あるとき、Aさんが馴染みのキャバクラでこの話をすると、なんとAさんと関係を持ったキャバクラ嬢が「私がBに連絡をした」といいます。
彼女にとって、お店の外で会い、ホテルへ行くということは交際しているも同然でした。悪びれる様子もなく、「どうしてBにはプレゼントするのに私にはしないの?」などと、逆にAさんを問い詰めます。
のちにAさんは、元婚約者のBさんから婚約破棄の責任を問われました。
婚約破棄をされた側であるはずのAさんは、おかしいと思いながらも裁判を続けていると、Bさんから決定的な録音証拠が提出されます。
衝撃の録音内容
そこには、キャバクラ嬢がBさんに掛けた電話の内容--「Aは私のもの」「毎週お店に来てくれている」「肉体関係もある」といった発言だけではなく、酒に酔ったAさんが発した「Bとは別れる」という言葉まで、はっきりと記録されていました。
酒癖が悪く、酔うと記憶をなくしてしまうAさんは、自ら婚約を破棄する決定的な一言を、知らぬ間に第三者に漏らしてしまっていたのです。
婚約破棄における慰謝料相場
一般的に、不当な婚約破棄に対する慰謝料の相場は100万円から150万円前後です。ただし、新居の賃貸借契約をすでに結んでいたり、結婚式場のキャンセル料が発生していたりするなど、実際に具体的な金銭的損害が生じている場合は、支払うべき金額がさらに膨らむ傾向にあります。

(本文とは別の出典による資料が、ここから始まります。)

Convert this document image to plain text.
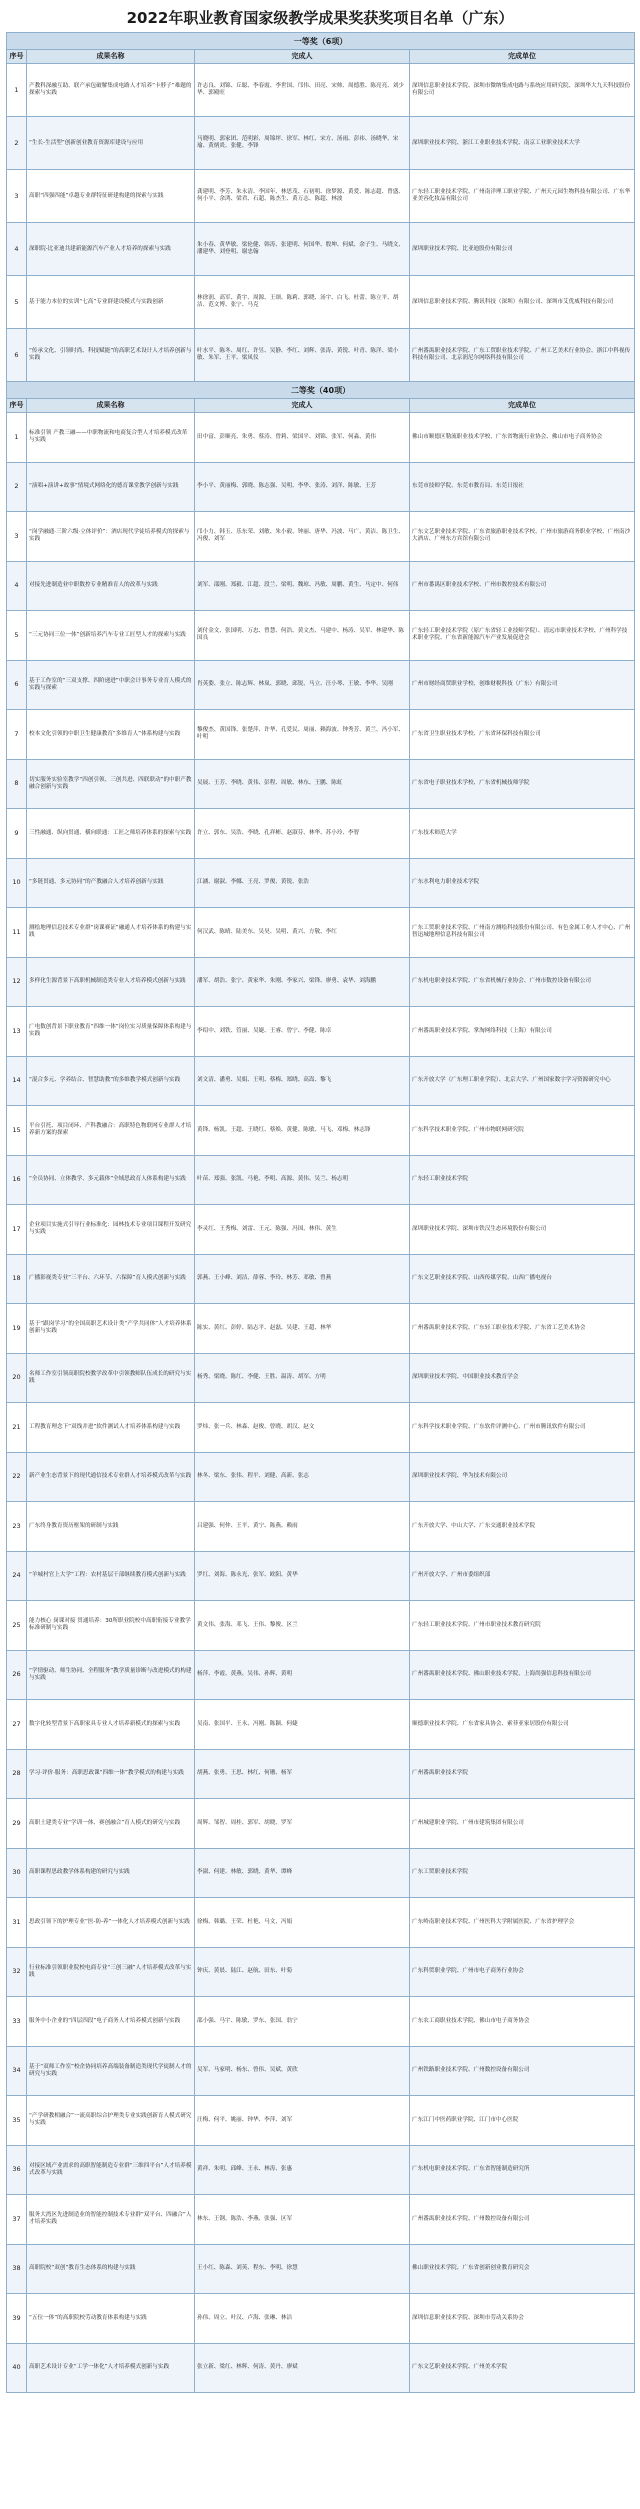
2022年职业教育国家级教学成果奖获奖项目名单（广东）
一等奖（6项）			
序号	成果名称	完成人	完成单位
1	产教科深融互助、联产承包破解集成电路人才培养“卡脖子”难题的探索与实践	许志良、刘锦、丘聪、李春霞、李世国、邝伟、田亮、宋帅、周德胜、陈亮亮、刘少华、郭殿旺	深圳信息职业技术学院、深圳市微纳集成电路与系统应用研究院、深圳华大九天科技股份有限公司
2	“生长-生活型”创新创业教育资源库建设与应用	马晓明、郭家团、范明彩、周锦坪、徐军、林红、宋方、汤雨、彭祎、汤晓华、宋瑜、黄炳炎、张健、李锋	深圳职业技术学院、浙江工业职业技术学院、南京工业职业技术大学
3	高职“四强四能”卓越专业群特征研建构建的探索与实践	龚建明、李芳、朱永清、李国年、林思茂、石初明、徐梦源、黄爱、陈志超、曾盛、何小平、余鸿、梁君、石超、陈杰生、黄万志、陈超、林波	广东轻工职业技术学院、广州南洋理工职业学院、广州天元园生物科技有限公司、广东华亚美容化妆品有限公司
4	深职院-比亚迪共建新能源汽车产业人才培养的探索与实践	朱小春、黄华敏、梁伦健、韩涛、张建明、何国华、殷坤、何斌、余子生、马晓文、潘建华、刘登明、谢忠翰	深圳职业技术学院、比亚迪股份有限公司
5	基于能力本位的实训“七高”专业群建设模式与实践创新	林徐润、高军、黄宇、周源、王颂、陈莉、郭晓、汤宇、白飞、杜蕾、陈立平、胡洁、范文博、张宁、马克	深圳信息职业技术学院、腾讯科技（深圳）有限公司、深圳市艾优威科技有限公司
6	“传承文化、引领时尚、科技赋能”的高职艺术设计人才培养创新与实践	叶水平、陈冬、周红、许昱、吴静、李红、刘辉、张涛、黄锐、叶青、陈洋、梁小敏、朱军、王平、梁凤仪	广州番禺职业技术学院、广东工贸职业技术学院、广州工艺美术行业协会、浙江中科视传科技有限公司、北京润尼尔网络科技有限公司
二等奖（40项）			
序号	成果名称	完成人	完成单位
1	标准引领 产教三融——中职物流和电商复合型人才培养模式改革与实践	田中富、彭顺亮、朱勇、蔡涛、曾莉、梁国平、刘锦、张军、何淼、黄伟	佛山市顺德区勒流职业技术学校、广东省物流行业协会、佛山市电子商务协会
2	“演唱+演讲+故事”情境式网络化的德育课堂教学创新与实践	李小平、黄丽梅、郭晓、陈志强、吴明、李华、张涛、刘洋、陈敏、王芳	东莞市技师学院、东莞市教育局、东莞日报社
3	“岗学融通·三阶六级·立体评价”：酒店现代学徒培养模式的探索与实践	邝小力、韩玉、乐东荣、刘敏、朱小毅、钟丽、唐华、冯波、马广、黄洁、陈卫生、冯俊、刘军	广东文艺职业技术学院、广东省旅游职业技术学校、广州市旅游商务职业学校、广州南沙大酒店、广州东方宾馆有限公司
4	对接先进制造业中职数控专业精准育人的改革与实践	刘军、邵刚、郑毅、江超、段兰、梁明、魏琼、冯敏、周鹏、黄生、马定中、何伟	广州市番禺区职业技术学校、广州市数控技术有限公司
5	“三元协同三位一体”创新培养汽车专业工匠型人才的探索与实践	刘付金文、张国明、万忠、曾慧、何浩、黄文杰、马建中、杨涛、吴军、林建华、陈国良	广东轻工职业技术学院（原广东省轻工业技师学院）、清远市职业技术学校、广州科学技术职业学院、广东省新能源汽车产业发展促进会
6	基于工作室的“三双支撑、四阶递进”中职会计事务专业育人模式的实践与探索	肖英姿、张立、陈志辉、林岚、郭晓、邱锐、马立、汪小琴、王敏、李华、吴刚	广州市财经商贸职业学校、创维财税科技（广东）有限公司
7	校本文化引领的中职卫生健康教育“多维育人”体系构建与实践	黎俊杰、黄国锋、张楚萍、许华、孔爱民、周丽、赖海波、钟秀芳、黄兰、冯小军、叶明	广东省卫生职业技术学校、广东省环保科技有限公司
8	切实服务实验室教学“四创引领、三创共进、四联联动”的中职产教融合创新与实践	吴展、王芳、李晓、黄伟、彭程、周敏、林东、王鹏、陈虹	广东省电子职业技术学校、广东省机械技师学院
9	三性融通、纵向贯通、横向联通：工匠之师培养体系的探索与实践	许立、郭东、吴浩、李晓、孔祥彬、赵淑芬、林华、苏小玲、李智	广东技术师范大学
10	“多链贯通、多元协同”的产教融合人才培养创新与实践	江涵、谢淑、李娜、王亮、罗俊、黄锐、张浩	广东水利电力职业技术学院
11	测绘地理信息技术专业群“岗课赛证”融通人才培养体系的构建与实践	何汉武、陈晴、陆美东、吴昊、吴明、黄兴、方敬、李红	广东工贸职业技术学院、广州南方测绘科技股份有限公司、有色金属工业人才中心、广州智迅城地理信息科技有限公司
12	多样化生源背景下高职机械制造类专业人才培养模式创新与实践	潘军、胡浩、张宁、黄家华、朱刚、李家兴、梁锋、廖勇、袁华、刘海鹏	广东机电职业技术学院、广东省机械行业协会、广州市数控设备有限公司
13	广电数创背景下职业教育“四维一体”岗位实习质量保障体系构建与实践	李绍中、刘铁、管丽、吴婕、王睿、曾宁、李健、陈卓	广州番禺职业技术学院、掌淘网络科技（上海）有限公司
14	“混合多元、学养结合、智慧助教”的多维教学模式创新与实践	刘文清、潘勇、吴娟、王明、蔡梅、郑晓、高嵩、黎飞	广东开放大学（广东理工职业学院）、北京大学、广州国家数字学习资源研究中心
15	平台引托、项目闭环、产科教融合：高职特色物联网专业群人才培养新方案的探索	黄锋、杨凯、王超、王晓红、蔡焕、黄健、陈敏、马飞、邓梅、林志锋	广东科学技术职业学院、广州市物联网研究院
16	“全员协同、立体教学、多元载体”全域思政育人体系构建与实践	叶苗、郑强、张凯、马艳、李明、高源、黄伟、吴兰、杨志明	广东轻工职业技术学院
17	企业项目实施式引导行业标准化：园林技术专业项目课程开发研究与实践	李灵红、王秀梅、刘雷、王元、陈强、冯国、林伟、黄生	深圳职业技术学院、深圳市铁汉生态环境股份有限公司
18	广播影视类专业“三平台、六环节、六保障”育人模式创新与实践	郭燕、王小峰、刘洁、薛蓉、李玲、林芳、邓敏、曾燕	广东文艺职业技术学院、山西传媒学院、山西广播电视台
19	基于“跟岗学习”的全国高职艺术设计类“产学共同体”人才培养体系创新与实践	陈实、黄红、彭婷、陆志平、赵磊、吴建、王超、林华	广州番禺职业技术学院、广东轻工职业技术学院、广东省工艺美术协会
20	名师工作室引领高职院校教学改革中引领教师队伍成长的研究与实践	杨秀、梁晓、陈红、李健、王胜、温涛、胡军、方明	深圳职业技术学院、中国职业技术教育学会
21	工程教育理念下“双线并进”软件测试人才培养体系构建与实践	罗炜、张一兵、林森、赵俊、曾晓、胡汉、赵文	广东科学技术职业学院、广东软件评测中心、广州市腾讯软件有限公司
22	新产业生态背景下的现代通信技术专业群人才培养模式改革与实践	林冬、梁东、张伟、程平、刘健、高新、张志	深圳职业技术学院、华为技术有限公司
23	广东终身教育资历框架的研制与实践	吕建强、何仲、王平、黄宁、陈燕、赖雨	广东开放大学、中山大学、广东交通职业技术学院
24	“羊城村官上大学”工程：农村基层干部继续教育模式创新与实践	罗红、刘海、陈永光、张军、欧阳、黄华	广州开放大学、广州市委组织部
25	能力核心 岗课对接 贯通培养：30所职业院校中高职衔接专业教学标准研制与实践	黄文伟、张海、邓飞、王伟、黎俊、区兰	广东轻工职业技术学院、广州市职业技术教育研究院
26	“学情驱动、师生协同、全程服务”教学质量诊断与改进模式的构建与实践	杨萍、李霞、黄燕、吴伟、孙辉、黄明	广州番禺职业技术学院、佛山职业技术学院、上海尚强信息科技有限公司
27	数字化转型背景下高职家具专业人才培养新模式的探索与实践	吴南、张国平、王永、冯刚、陈颖、何婕	顺德职业技术学院、广东省家具协会、索菲亚家居股份有限公司
28	学习·评价·服务：高职思政课“四维一体”教学模式的构建与实践	胡燕、张勇、王思、林红、何珊、杨军	广州番禺职业技术学院
29	高职土建类专业“学训一体、赛创融合”育人模式的研究与实践	周辉、邹智、周桂、郭军、胡晓、罗军	广州城建职业学院、广州市建筑集团有限公司
30	高职课程思政教学体系构建的研究与实践	李淑、何建、林敏、郭晓、黄华、谭峰	广东工贸职业技术学院
31	思政引领下的护理专业“医-防-养”一体化人才培养模式创新与实践	徐梅、韩璐、王荣、杜艳、马文、冯娟	广东岭南职业技术学院、广州医科大学附属医院、广东省护理学会
32	行业标准引领职业院校电商专业“三创三融”人才培养模式改革与实践	钟庆、黄晨、陆江、赵航、田东、叶菊	广东科贸职业学院、广州市电子商务行业协会
33	服务中小企业的“四层四段”电子商务人才培养模式创新与实践	邵小强、马宇、陈敏、罗东、张国、翁宁	广东农工商职业技术学院、佛山市电子商务协会
34	基于“双师工作室”校企协同培养高端装备制造类现代学徒制人才的研究与实践	吴军、马家明、杨东、曾伟、吴斌、黄欣	广州铁路职业技术学院、广州数控设备有限公司
35	“产学研教相融合”一流高职综合护理类专业实践创新育人模式研究与实践	汪梅、何平、姚丽、钟华、李萍、刘军	广东江门中医药职业学院、江门市中心医院
36	对接区域产业需求的高职智能制造专业群“三维四平台”人才培养模式改革与实践	黄祥、朱明、邱峰、王永、林涛、张惠	广东机电职业技术学院、广东省智能制造研究所
37	服务大湾区先进制造业的智能控制技术专业群“双平台、四融合”人才培养实践	林东、王钢、陈浩、李燕、张强、区军	广州番禺职业技术学院、广州数控设备有限公司
38	高职院校“双创”教育生态体系的构建与实践	王小红、陈森、刘英、程东、李明、徐慧	佛山职业技术学院、广东省创新创业教育研究会
39	“五位一体”的高职院校劳动教育体系构建与实践	孙伟、周立、叶汉、卢海、张琳、林洁	深圳信息职业技术学院、深圳市劳动关系协会
40	高职艺术设计专业“工学一体化”人才培养模式创新与实践	张立新、梁红、林辉、何涛、黄丹、廖斌	广东文艺职业技术学院、广州美术学院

今回のケースでは、最終的にAさんがBさんに対して100万円の慰謝料を支払うことで決着がつきました。
これでキャバクラ嬢との関係が落ち着くのかと思いきや、悲しい結末が待っていました。当のキャバクラ嬢はすでに店を辞めており、連絡すら取れなくなっていたのです。
手元に残ったのは、3度目の婚約破棄という厳しい現実と、100万円の負債だけでした。
痛烈な失敗を経て、Aさんは失ったものの大きさに気づき、「やはり元婚約者のところに戻りたい」「平凡な毎日に戻りたい」と、温かい家庭への憧れを強く抱くようになりました。「三度目の正直」を信じて、いまも婚活を続けています。
しかし、そんな彼の足は、今もなお別のキャバクラへと向いているそうです。
※プライバシーに配慮し、実際の相談内容から変更している部分があります。